Monday, January 24, 2005

"Save Social Security first."

That, you no doubt recall, was President Clinton's challenge to Congress to use the federal budget surplus, then about a guadzillion dollars, to bolster social security. His plan at the time was to use the surplus to create personal savings accounts on top of what workers and employers paid in to Social Security, as opposed to preznit Bush's plan to divert monies away from SS and into private accounts.

You would think, then, that Bush & Co. would consider Clinton's remarks toxic. After all, they remind us that Bush ignored Clinton's sage advice, and instead wiped out the surplus exactly as Clinton feared -- through tax cuts and new spending. Hell, it reminds us that we even had a surplus, something we won't see for a long, long time to come.

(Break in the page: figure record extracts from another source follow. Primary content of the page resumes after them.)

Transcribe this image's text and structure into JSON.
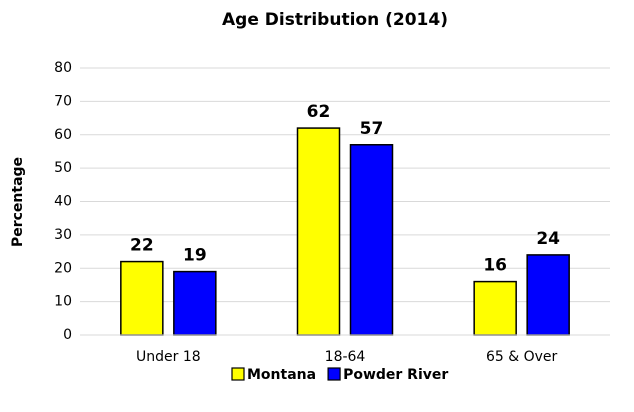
{
  "chart_data": {
    "type": "bar",
    "title": "Age Distribution (2014)",
    "y_label": "Percentage",
    "categories": [
      "Under 18",
      "18-64",
      "65 & Over"
    ],
    "series": [
      {
        "name": "Montana",
        "color": "#ffff00",
        "values": [
          22,
          62,
          16
        ]
      },
      {
        "name": "Powder River",
        "color": "#0000ff",
        "values": [
          19,
          57,
          24
        ]
      }
    ],
    "ylim": [
      0,
      80
    ],
    "yticks": [
      0,
      10,
      20,
      30,
      40,
      50,
      60,
      70,
      80
    ],
    "grid": true,
    "legend": "bottom"
  }
}
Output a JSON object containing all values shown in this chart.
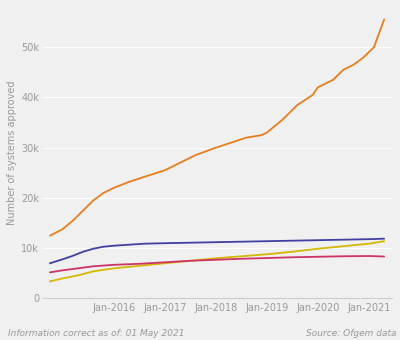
{
  "ylabel": "Number of systems approved",
  "background_color": "#f0f0f0",
  "grid_color": "#ffffff",
  "text_color": "#999999",
  "footer_left": "Information correct as of: 01 May 2021",
  "footer_right": "Source: Ofgem data",
  "yticks": [
    0,
    10000,
    20000,
    30000,
    40000,
    50000
  ],
  "ytick_labels": [
    "0",
    "10k",
    "20k",
    "30k",
    "40k",
    "50k"
  ],
  "ylim": [
    0,
    58000
  ],
  "xlim": [
    2014.62,
    2021.45
  ],
  "xtick_labels": [
    "Jan-2016",
    "Jan-2017",
    "Jan-2018",
    "Jan-2019",
    "Jan-2020",
    "Jan-2021"
  ],
  "xtick_positions": [
    2016,
    2017,
    2018,
    2019,
    2020,
    2021
  ],
  "series": {
    "orange": {
      "color": "#e87d1e",
      "points": [
        [
          2014.75,
          12500
        ],
        [
          2015.0,
          13800
        ],
        [
          2015.2,
          15500
        ],
        [
          2015.4,
          17500
        ],
        [
          2015.6,
          19500
        ],
        [
          2015.8,
          21000
        ],
        [
          2016.0,
          22000
        ],
        [
          2016.3,
          23200
        ],
        [
          2016.6,
          24200
        ],
        [
          2017.0,
          25500
        ],
        [
          2017.3,
          27000
        ],
        [
          2017.6,
          28500
        ],
        [
          2018.0,
          30000
        ],
        [
          2018.3,
          31000
        ],
        [
          2018.6,
          32000
        ],
        [
          2018.9,
          32500
        ],
        [
          2019.0,
          33000
        ],
        [
          2019.3,
          35500
        ],
        [
          2019.6,
          38500
        ],
        [
          2019.9,
          40500
        ],
        [
          2020.0,
          42000
        ],
        [
          2020.3,
          43500
        ],
        [
          2020.5,
          45500
        ],
        [
          2020.7,
          46500
        ],
        [
          2020.9,
          48000
        ],
        [
          2021.1,
          50000
        ],
        [
          2021.3,
          55500
        ]
      ]
    },
    "dark_blue": {
      "color": "#4040a0",
      "points": [
        [
          2014.75,
          7000
        ],
        [
          2015.0,
          7800
        ],
        [
          2015.2,
          8500
        ],
        [
          2015.4,
          9300
        ],
        [
          2015.6,
          9900
        ],
        [
          2015.8,
          10300
        ],
        [
          2016.0,
          10500
        ],
        [
          2016.3,
          10700
        ],
        [
          2016.6,
          10900
        ],
        [
          2017.0,
          11000
        ],
        [
          2017.5,
          11100
        ],
        [
          2018.0,
          11200
        ],
        [
          2018.5,
          11300
        ],
        [
          2019.0,
          11400
        ],
        [
          2019.5,
          11500
        ],
        [
          2020.0,
          11600
        ],
        [
          2020.5,
          11700
        ],
        [
          2021.0,
          11800
        ],
        [
          2021.3,
          11900
        ]
      ]
    },
    "pink": {
      "color": "#cc3366",
      "points": [
        [
          2014.75,
          5200
        ],
        [
          2015.0,
          5600
        ],
        [
          2015.3,
          6000
        ],
        [
          2015.6,
          6400
        ],
        [
          2016.0,
          6700
        ],
        [
          2016.5,
          6900
        ],
        [
          2017.0,
          7200
        ],
        [
          2017.5,
          7500
        ],
        [
          2018.0,
          7700
        ],
        [
          2018.5,
          7900
        ],
        [
          2019.0,
          8050
        ],
        [
          2019.5,
          8200
        ],
        [
          2020.0,
          8300
        ],
        [
          2020.5,
          8400
        ],
        [
          2021.0,
          8450
        ],
        [
          2021.3,
          8350
        ]
      ]
    },
    "yellow": {
      "color": "#d4b800",
      "points": [
        [
          2014.75,
          3400
        ],
        [
          2015.0,
          4000
        ],
        [
          2015.3,
          4600
        ],
        [
          2015.6,
          5400
        ],
        [
          2016.0,
          6000
        ],
        [
          2016.5,
          6500
        ],
        [
          2017.0,
          7000
        ],
        [
          2017.5,
          7500
        ],
        [
          2018.0,
          8000
        ],
        [
          2018.5,
          8400
        ],
        [
          2019.0,
          8800
        ],
        [
          2019.5,
          9300
        ],
        [
          2020.0,
          9900
        ],
        [
          2020.5,
          10400
        ],
        [
          2021.0,
          10900
        ],
        [
          2021.3,
          11400
        ]
      ]
    }
  },
  "linewidth": 1.3,
  "ylabel_fontsize": 7,
  "tick_fontsize": 7,
  "footer_fontsize": 6.5
}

Yup, you'd think so. But that's why you aren't working in the White House right now!

With their push to restructure Social Security off to a rocky start, Bush administration officials have begun citing two Democrats -- former President Bill Clinton and the late senator Daniel Patrick Moynihan -- to bolster their claims that the retirement system is in crisis.

But the gambit carries some risk, Bush supporters say. Clinton's repeated calls during his second term to "save Social Security first" were specifically to thwart what President Bush ultimately did: cut taxes based on federal budget surplus projections. Likewise, internal Treasury Department documents indicate that Moynihan, a New York Democrat who was co-chairman of Bush's 2001 Social Security Commission, expressed misgivings about the president's push to partially privatize Social Security.

Just when you think the administration has plumbed the very depths of the sea of Mendaciousness, when you think they've reached the summit of Mount Hypocricy, this kakistocracy exceeds all expectations.